Güneydoğu Asya’nın payı: 1990’da yüzde 19,9 ve 2003’te yüzde 11,3.
Batı Sahra ve Kuzey Afrika’nın payı: 1990’da yüzde 3,9 ve 2003’te 2,9.
Sahranın güneyi ve Afrika’nın payı: 1990’da yüzde 55,8 ve 2003’te yüzde 55,8.
Ortadoğu, Avrupa ve eski SSCB’nin payı: 1990’da yüzde 1,7 ve 2003’te 5,2.
Dünya toplamındaki pay: 1990’da yüzde 27,5 ve 2003’te yüzde 19,7.

Günde iki dolardan daha az kazanan 1.387 milyar insanın bölgesel dağılımı:
Latin Amerika’nın payı: 1990’da yüzde 39,3 ve 2003’te yüzde 133,1.
Doğu Asya’nın payı: 1990’da yüzde 79,1 ve 2003’te yüzde 49,2.
Güneydoğu Asya’nın payı: 1990’da yüzde 69,1 ve 2003’te yüzde 58,8.
Batı Sahra ve Kuzey Afrika’nın payı: 1990’da yüzde 33,9 ve 2003’te 30,4.
Sahranın güneyi ve Afrika’nın payı: 1990’da yüzde 89,1 ve 2003’te yüzde 89,0.
Ortadoğu, Avrupa ve eski SSCB’nin payı: 1990’da yüzde 5,0 ve 2003’te 23,6.
Dünya toplamındaki pay: 1990’da yüzde 57,2 ve 2003’te yüzde 49,7.

Dünya nüfusunun, geliri en yüksek yüzde 10’unun geliri, en fakir yüzde 10’un gelirinden 103 misli daha fazladır. Bugün dünyanın en zengin 500 insanının geliri, 416 milyon en fakir insanın gelirinden daha fazladır.
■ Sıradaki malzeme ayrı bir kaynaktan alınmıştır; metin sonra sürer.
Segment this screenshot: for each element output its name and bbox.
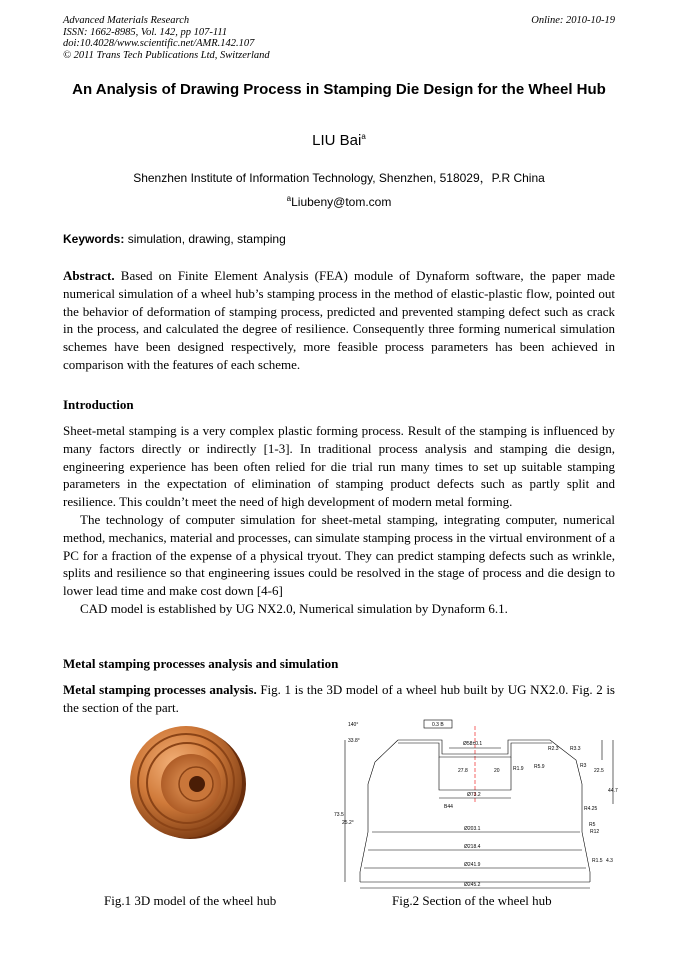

Araştırma yapılan 73 ülkenin 53’ünde (dünya nüfusunun yüzde 80’inin yaşadığı ülkeler) gelir dağılımındaki eşitsizlik son 20 sene içinde daha da derinleşmiştir. Bu alandaki eşitsizlik eski revizyonist ülkelerde uçurum boyutlarına varmıştır.
Sermaye ve üretimin uluslararasılaşmasının ve birikiminin bazı sonuçları böyle.